Meanwhile, the much-publicized collaboration between Dr. McGovern and the brewers of Dogfish Head has resulted in several brews inspired by ancient counterparts. Dogfish’s Chateau Jiahu, a beer based on organic material in 9,000 year-old Chinese pottery, was brewed with rice, grapes and hawthorn fruit. “After we did our chemical analysis,” says McGovern, “archaeobotanists corroborated our results. We are quite sure that our results will hold up,” but then cautions that these are “not absolute sciences.”
And this leads us to the question; How long have humans have been fermenting? Alcohol-producing organisms likely existed on Earth 4 billion years ago. Consider that animals from birds to bears to elephants know how to source alcohol. “Even deer know about [hard] cider” from rotting apples, say cider maker Ria Windcaller.
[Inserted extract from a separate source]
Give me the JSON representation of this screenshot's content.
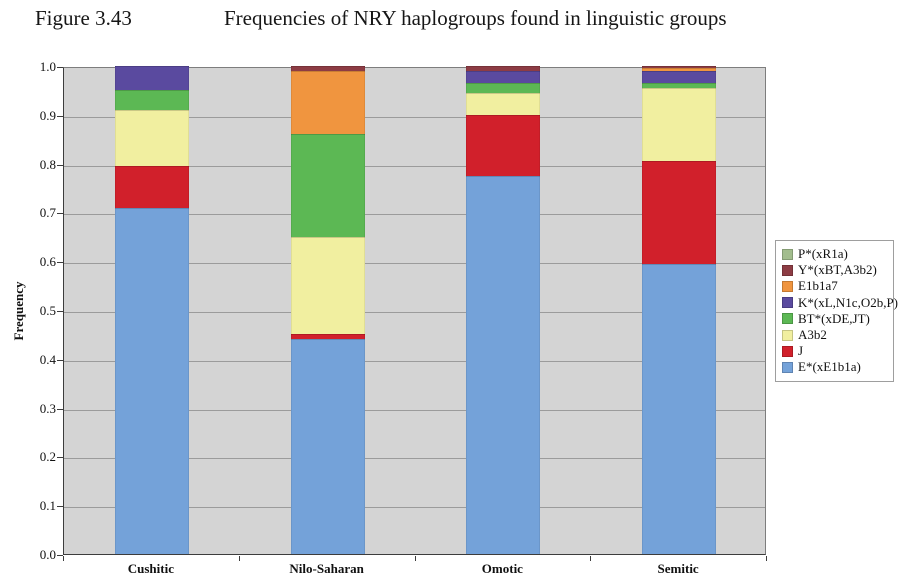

What this adds up to is that domesticated brews could be far older than even 9 millennia, possibly into Paleolithic times. “Unfortunately,” says McGovern, “right now we don’t have the tools or the recovery methods to get organic materials from that period.”
Much research has gone into the earliest known barley beers, which seem to have originated around present-day Egypt, Iran and Iraq. The “Hymn to Ninkasi” dates from 1,800 B.C. It praises the goddess of beer, and in a roundabout way describes part of the brewing process for Sumerian kaš. Hard barley bread (“bappir”) was softened and fermented. The no-doubt lumpy brew was consumed from urns through straws. Chemical evidence dating to 3,000 B.C. indicates even earlier brewing.
Anchor Brewing and Scottish & Newcastle even made one-off commercial versions of the drink. This summer Dogfish will release their interpretation of a similar brew dubbed Ta Henket. It is fermented with wild yeast captured in an Egyptian date grove, but will still likely be on the tame side, as all modern renditions seem to be.